Marcus Harris, BPA’s chief financial officer
On Oct. 3, the Bonneville Power Administration made its annual payment to the U.S. Department of the Treasury for the 40th consecutive year on time and in full, bringing cumulative payments to approximately $34.6 billion over this period. The total payment for fiscal year 2023 was $1.02 billion. Despite facing an energy crisis at the turn of the century, two major economic downturns and a significant drop in electricity market prices for several years in the mid-2010s, BPA has consistently made this payment on time and in full for four decades running.

In a year marked by dry conditions and high market prices for power purchases, BPA ends the fiscal year in a healthy financial position due to cost management and agency financial policies, such as the Financial Reserves Policy.

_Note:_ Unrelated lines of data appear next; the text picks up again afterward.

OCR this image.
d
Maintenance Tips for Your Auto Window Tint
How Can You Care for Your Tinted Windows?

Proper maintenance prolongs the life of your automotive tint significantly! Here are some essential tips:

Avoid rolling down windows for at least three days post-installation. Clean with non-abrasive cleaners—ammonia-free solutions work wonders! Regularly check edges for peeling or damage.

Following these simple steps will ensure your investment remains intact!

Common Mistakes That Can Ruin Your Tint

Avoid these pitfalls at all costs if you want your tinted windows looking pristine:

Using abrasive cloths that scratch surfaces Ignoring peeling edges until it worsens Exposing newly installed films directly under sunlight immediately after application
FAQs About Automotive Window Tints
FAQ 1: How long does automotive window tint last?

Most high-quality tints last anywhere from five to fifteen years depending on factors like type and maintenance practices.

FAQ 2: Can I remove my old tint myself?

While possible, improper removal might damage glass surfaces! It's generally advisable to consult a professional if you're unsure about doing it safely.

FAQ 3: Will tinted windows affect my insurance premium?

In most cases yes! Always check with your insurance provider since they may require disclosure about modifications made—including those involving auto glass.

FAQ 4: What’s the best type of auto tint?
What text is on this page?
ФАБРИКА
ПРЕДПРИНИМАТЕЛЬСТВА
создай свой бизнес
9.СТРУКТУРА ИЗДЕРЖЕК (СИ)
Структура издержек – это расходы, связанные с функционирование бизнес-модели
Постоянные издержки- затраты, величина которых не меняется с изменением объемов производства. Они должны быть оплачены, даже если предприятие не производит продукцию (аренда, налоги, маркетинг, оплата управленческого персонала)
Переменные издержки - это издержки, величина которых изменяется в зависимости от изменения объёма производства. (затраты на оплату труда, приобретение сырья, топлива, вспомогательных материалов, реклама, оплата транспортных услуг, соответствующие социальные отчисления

“Completing the annual U.S Treasury payment for the 40th year in a row is a significant milestone that demonstrates BPA’s ongoing ability to meet all of its financial obligations,” said Marcus Harris, BPA’s chief financial officer. “Prudent decisions guided by our financial reserves policy framework have set us up to weather these recent challenging market conditions and remain financially strong.”

This year’s payment includes $740.7 million in principal and $218.2 million in interest. The principal includes $424.2 million of additional federal debt payment associated with the Regional Cooperation Debt phase 2 program and the FY 2022 Reserves Distribution Clause. The remaining $62.4 million covers a variety of other costs, including irrigation assistance payments that BPA provides to help irrigators repay their share of certain Bureau of Reclamation projects.

BPA is a self-financed power marketing administration that receives no annual appropriation funding from Congress. Instead, BPA recovers its costs primarily through the sale of electric power and transmission services.

Each year, BPA pays back to the U.S. Treasury a portion of the taxpayers' investment in the Federal Columbia River Power System, which includes the federal hydropower dams that produce renewable electricity and the transmission system. BPA sets its rates to maintain an annual 97.5 percent probability of making this payment.